I'm curious as to why the backspace is necessary when setting IFS to split on newlines like this:

IFS=$(echo -en "\n\b")

Why can I not just use this (which doesn't work) instead?

IFS=$(echo -en "\n")

I'm on a Linux system that is saving files with Unix line endings. I've converted my file with newlines to hex and it definitely only uses "0a" as the newline character.

I've googled a lot and although many pages document the newline followed by backspace solution, none that I have found explain why the backspace is required.

-David.


Solution 1:

Because as bash manual says regarding command substitution:

Bash performs the expansion by executing command and replacing the command substitution with the standard output of the command, with any trailing newlines deleted.

So, by adding \b you prevent removal of \n.

A cleaner way to do this could be to use $'' quoting, like this:

IFS=$'\n'

Solution 2:

I just remembered the easiest way. Tested with bash on debian wheezy.

IFS="
"

no kidding :)

Solution 3:

It's a hack because of the use of echo and command substitution.

prompt> x=$(echo -en "\n")
prompt> echo ${#x}
0
prompt> x=$(echo -en "\n\b")
prompt> echo ${#x}
2

The $() strips trailing newlines and \b prevents \n from being a trailing newline while being highly unlikely to appear in any text. IFS=$'\n' is the better way to set IFS to split on newlines.

Solution 4:

The \b char as a suffix of newline \n is added due to removal of the tailing \n in the command substitution $(...). So the \b is used as a suffix to \n, and by that \n is no longer trailing, so it is returned from the the command substitution.
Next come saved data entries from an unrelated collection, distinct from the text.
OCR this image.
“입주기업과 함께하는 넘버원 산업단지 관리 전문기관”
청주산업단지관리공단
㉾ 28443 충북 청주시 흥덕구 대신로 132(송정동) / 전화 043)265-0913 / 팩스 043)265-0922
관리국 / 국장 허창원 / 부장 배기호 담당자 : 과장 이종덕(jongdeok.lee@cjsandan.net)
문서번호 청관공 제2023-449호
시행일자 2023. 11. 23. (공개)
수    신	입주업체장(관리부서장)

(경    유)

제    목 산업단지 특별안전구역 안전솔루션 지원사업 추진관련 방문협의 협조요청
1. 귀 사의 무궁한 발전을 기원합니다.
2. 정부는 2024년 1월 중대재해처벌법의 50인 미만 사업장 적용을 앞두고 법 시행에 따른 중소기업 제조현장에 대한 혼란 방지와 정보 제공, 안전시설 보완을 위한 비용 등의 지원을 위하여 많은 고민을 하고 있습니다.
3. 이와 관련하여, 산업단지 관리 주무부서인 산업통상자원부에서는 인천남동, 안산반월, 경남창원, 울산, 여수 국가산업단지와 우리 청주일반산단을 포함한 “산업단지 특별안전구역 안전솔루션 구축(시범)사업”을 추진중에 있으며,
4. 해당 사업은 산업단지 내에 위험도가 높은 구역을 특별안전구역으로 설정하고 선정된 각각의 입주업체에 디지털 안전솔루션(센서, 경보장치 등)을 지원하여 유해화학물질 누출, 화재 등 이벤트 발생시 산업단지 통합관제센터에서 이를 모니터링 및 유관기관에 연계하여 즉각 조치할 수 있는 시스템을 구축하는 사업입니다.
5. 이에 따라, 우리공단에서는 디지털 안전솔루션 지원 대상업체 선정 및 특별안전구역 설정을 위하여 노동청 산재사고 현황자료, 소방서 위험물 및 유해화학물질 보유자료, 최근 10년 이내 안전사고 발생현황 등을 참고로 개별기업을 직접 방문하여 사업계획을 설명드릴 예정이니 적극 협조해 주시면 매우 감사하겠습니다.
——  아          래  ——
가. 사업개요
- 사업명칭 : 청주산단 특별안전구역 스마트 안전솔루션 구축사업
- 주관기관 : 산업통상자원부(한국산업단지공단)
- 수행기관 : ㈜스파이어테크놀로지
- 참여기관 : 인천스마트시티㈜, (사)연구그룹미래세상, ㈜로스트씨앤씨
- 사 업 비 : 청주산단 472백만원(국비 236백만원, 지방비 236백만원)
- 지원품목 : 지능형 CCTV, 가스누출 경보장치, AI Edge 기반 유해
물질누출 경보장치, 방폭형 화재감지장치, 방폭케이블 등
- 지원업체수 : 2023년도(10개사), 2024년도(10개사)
The side effect is, that IFS also will include the \b char as a separator as well, instead of just \n, which really is our sole interest.

If you expect \b may someday appear in the string (why not?), then you may use:

IFS="$(printf '\nx')" && IFS="${IFS%x}";

that returns \n suffixed with x && removes x

now IFS contains only the \n char.

IFS="$(printf '\nx')" && IFS="${IFS%x}";
echo ${#IFS}; # 1

and nothing will break in case of \b, test:

#!/bin/sh

sentence=$(printf "Foo\nBar\tBaz Maz\bTaz");
IFS="$(printf '\nx')" && IFS="${IFS%x}";

for entry in $sentence
do
    printf "Entry: ${entry}.\n";
done

gives two lines (due to one \n):

Entry: Foo.
Entry: Bar      Baz Maz Taz.

as expected.

IFS="$(printf '\nx')" && IFS="${IFS%x}"; using:

IFS="
"

gives the same result, but these two lines must not be indented, and if you accidentally put space or tab or any other white char between " and ", you'll no longer have only the \n char there, but some "bonuses" as well. This bug will be hard to spot, unless you use the option "show all characters" in your editor.